Timika (Antara Babel) - Sekitar 50-an orang yang mengatasnamakan diri
Masyarakat Adat Independen menggelar demonstrasi di Bundaran Timika
Indah, Timika, Papua, Senin, menuntut penutupan segera PT Freeport
Indonesia.
Juru bicara demonstran Vinsen Oniyoma mengatakan sejak masuk ke
Timika setelah mendapat legalitas dari undang-undang penanaman modal
asing pertama tahun 1967 di
Indonesia, Freeport tidak pernah melibatkan dan menghargai hak-hak
masyarakat
adat Amungme dan Kamoro, dua suku besar pemilik hak ulayat.
Menurut
dia, Freeport baru mengucurkan dana tanggung jawab sosial perusahaan
setelah aksi warga di Timika yang merenggut nyawa tahun 1996.
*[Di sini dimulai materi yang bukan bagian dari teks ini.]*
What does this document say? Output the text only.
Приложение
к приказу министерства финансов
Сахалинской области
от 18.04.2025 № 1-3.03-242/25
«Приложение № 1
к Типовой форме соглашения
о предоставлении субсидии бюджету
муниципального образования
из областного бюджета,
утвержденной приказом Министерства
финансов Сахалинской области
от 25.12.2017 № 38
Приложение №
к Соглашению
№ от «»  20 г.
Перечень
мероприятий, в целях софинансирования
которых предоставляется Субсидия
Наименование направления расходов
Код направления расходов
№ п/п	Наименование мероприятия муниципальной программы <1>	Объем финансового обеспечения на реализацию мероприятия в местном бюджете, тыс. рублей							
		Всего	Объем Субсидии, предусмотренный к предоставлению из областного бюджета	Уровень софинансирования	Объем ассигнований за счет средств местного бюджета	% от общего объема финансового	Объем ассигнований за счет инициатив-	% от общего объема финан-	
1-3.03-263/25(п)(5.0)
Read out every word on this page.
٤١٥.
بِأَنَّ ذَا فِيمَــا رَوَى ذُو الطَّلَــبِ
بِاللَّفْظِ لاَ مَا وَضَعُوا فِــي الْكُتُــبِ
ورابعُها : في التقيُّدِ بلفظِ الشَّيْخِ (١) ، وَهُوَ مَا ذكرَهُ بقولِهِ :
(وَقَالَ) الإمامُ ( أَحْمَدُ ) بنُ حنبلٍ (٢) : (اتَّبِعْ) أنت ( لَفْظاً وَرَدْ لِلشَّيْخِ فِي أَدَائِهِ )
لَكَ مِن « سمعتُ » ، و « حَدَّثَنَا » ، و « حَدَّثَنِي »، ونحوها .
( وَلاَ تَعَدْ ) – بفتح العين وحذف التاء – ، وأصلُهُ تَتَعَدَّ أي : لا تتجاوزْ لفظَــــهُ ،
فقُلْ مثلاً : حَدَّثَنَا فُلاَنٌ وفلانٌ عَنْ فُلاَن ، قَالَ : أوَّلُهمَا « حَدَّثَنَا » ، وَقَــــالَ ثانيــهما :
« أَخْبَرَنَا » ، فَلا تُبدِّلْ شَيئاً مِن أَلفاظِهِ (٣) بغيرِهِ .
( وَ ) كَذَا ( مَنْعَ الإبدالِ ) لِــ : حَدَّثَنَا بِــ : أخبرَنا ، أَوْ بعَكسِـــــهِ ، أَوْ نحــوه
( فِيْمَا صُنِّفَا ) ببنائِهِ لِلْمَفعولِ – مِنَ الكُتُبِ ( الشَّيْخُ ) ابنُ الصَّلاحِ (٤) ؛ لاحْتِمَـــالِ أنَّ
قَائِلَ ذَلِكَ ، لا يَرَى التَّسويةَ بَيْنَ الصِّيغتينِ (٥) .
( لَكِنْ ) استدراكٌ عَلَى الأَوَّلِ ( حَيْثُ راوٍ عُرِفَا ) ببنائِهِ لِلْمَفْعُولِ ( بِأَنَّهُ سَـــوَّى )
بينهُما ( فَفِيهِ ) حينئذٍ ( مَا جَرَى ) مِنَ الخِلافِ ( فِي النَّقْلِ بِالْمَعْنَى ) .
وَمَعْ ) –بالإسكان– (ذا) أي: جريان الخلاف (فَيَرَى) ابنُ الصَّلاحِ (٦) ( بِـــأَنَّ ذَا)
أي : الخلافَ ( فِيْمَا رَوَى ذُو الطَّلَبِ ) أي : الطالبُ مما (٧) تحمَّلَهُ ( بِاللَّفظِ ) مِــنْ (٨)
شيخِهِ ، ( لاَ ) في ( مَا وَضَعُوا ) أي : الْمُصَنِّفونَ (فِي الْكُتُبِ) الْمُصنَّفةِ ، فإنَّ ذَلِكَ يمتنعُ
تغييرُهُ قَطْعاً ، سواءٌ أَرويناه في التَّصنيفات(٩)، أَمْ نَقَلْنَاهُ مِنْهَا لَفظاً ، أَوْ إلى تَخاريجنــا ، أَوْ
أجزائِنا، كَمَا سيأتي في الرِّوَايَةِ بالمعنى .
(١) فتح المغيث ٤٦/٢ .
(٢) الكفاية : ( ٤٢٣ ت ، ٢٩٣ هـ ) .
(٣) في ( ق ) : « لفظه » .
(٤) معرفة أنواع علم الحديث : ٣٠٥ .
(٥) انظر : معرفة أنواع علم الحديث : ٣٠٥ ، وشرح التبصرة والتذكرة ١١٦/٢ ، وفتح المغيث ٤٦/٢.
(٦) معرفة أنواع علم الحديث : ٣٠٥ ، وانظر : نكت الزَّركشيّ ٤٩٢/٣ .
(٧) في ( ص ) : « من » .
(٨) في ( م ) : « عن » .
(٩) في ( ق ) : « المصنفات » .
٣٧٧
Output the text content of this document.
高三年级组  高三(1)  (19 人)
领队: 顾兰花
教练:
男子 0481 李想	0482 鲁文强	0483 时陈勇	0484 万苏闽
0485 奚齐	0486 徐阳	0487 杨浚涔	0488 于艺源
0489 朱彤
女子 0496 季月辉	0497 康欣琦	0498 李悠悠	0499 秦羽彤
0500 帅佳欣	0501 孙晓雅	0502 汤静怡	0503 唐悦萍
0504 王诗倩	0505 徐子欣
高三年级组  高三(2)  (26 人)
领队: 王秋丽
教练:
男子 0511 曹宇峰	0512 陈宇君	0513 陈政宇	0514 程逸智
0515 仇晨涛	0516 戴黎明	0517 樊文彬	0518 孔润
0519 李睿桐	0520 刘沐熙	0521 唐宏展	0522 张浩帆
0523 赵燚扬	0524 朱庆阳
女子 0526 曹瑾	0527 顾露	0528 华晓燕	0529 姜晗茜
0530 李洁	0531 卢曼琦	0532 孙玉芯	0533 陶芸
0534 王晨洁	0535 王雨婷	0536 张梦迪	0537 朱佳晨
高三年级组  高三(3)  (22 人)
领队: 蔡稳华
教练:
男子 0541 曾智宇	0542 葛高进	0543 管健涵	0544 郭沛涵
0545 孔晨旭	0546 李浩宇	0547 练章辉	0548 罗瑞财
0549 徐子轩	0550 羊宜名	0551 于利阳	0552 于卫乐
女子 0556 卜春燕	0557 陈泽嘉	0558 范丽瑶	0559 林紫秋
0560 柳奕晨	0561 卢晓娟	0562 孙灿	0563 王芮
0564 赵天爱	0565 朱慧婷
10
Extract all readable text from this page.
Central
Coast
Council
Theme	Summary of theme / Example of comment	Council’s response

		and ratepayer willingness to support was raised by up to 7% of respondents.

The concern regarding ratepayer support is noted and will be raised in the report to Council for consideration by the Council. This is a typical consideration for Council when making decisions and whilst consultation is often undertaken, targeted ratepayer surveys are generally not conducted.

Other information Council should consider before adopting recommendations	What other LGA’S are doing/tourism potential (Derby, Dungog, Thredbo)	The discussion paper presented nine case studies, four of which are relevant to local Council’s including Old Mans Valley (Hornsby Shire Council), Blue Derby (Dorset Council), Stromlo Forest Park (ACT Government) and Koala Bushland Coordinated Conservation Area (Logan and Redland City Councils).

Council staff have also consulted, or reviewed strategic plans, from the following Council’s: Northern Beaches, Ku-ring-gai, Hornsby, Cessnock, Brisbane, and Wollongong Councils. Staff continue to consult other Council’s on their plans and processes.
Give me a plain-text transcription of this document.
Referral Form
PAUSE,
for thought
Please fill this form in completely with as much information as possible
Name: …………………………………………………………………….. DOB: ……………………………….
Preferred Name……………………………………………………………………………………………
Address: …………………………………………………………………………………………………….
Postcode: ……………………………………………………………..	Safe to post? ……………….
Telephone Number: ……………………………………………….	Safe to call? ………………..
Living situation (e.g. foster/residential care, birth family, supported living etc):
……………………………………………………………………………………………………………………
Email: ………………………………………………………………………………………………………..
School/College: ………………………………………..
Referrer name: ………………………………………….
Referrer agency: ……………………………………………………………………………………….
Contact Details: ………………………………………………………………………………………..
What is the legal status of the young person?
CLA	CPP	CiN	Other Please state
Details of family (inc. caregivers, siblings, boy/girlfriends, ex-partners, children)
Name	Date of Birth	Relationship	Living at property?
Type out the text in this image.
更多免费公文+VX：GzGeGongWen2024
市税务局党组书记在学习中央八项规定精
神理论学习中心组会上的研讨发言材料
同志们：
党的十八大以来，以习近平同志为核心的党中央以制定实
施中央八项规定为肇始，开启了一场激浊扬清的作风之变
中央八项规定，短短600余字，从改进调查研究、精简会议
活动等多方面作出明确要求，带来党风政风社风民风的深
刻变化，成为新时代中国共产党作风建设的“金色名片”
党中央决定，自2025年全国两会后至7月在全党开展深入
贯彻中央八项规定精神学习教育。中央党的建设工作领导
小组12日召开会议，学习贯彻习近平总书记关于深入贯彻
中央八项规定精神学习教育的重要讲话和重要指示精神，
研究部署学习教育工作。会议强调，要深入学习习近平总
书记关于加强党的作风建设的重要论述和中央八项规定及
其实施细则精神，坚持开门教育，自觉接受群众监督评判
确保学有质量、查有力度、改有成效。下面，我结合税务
"Dana satu persen yang diberikan pun tidak membuahkan
kesejahteraan, melainkan menimbulkan konflik internal di kalangan
masyarakat akar rumput dikarenakan para elit memanfaatkan untuk
kepentingannya sementara masyarakat akar rumput tidak pernah merasakan
dampak CSR itu hingga saat ini," tuturnya.
Ia juga mengatakan
bahwa perusahaan sudah menyebabkan kerusakan lingkungan, melanggar hak
asasi manusia, dan menimbulkan konflik sosial yang melukai hati
masyarakat adat.
"Banyak persepsi dan kepentingan di kalangan elit Nasional
Indonesia sampai ke Papua, di mana mereka tidak pernah berbicara tentang
situasi yang sebenarnya terjadi di masyarakat akar rumput yang
mengalami dampak langsung dari keberadaan PT Freeport," katanya.
Oleh karena itu, dalam aksi yang dikawal belasan polisi bersenjata,
Masyarakat Adat Independen menuntut penutupan Freeport dan pengauditan
Freeport.
Mereka juga meminta Freeport dan pemerintah lndonesia
bertanggung jawab mengembalikan kerugian akibat kerusakan alam yang
terjadi akibat aktivitas penambangan perusahaan di Timika.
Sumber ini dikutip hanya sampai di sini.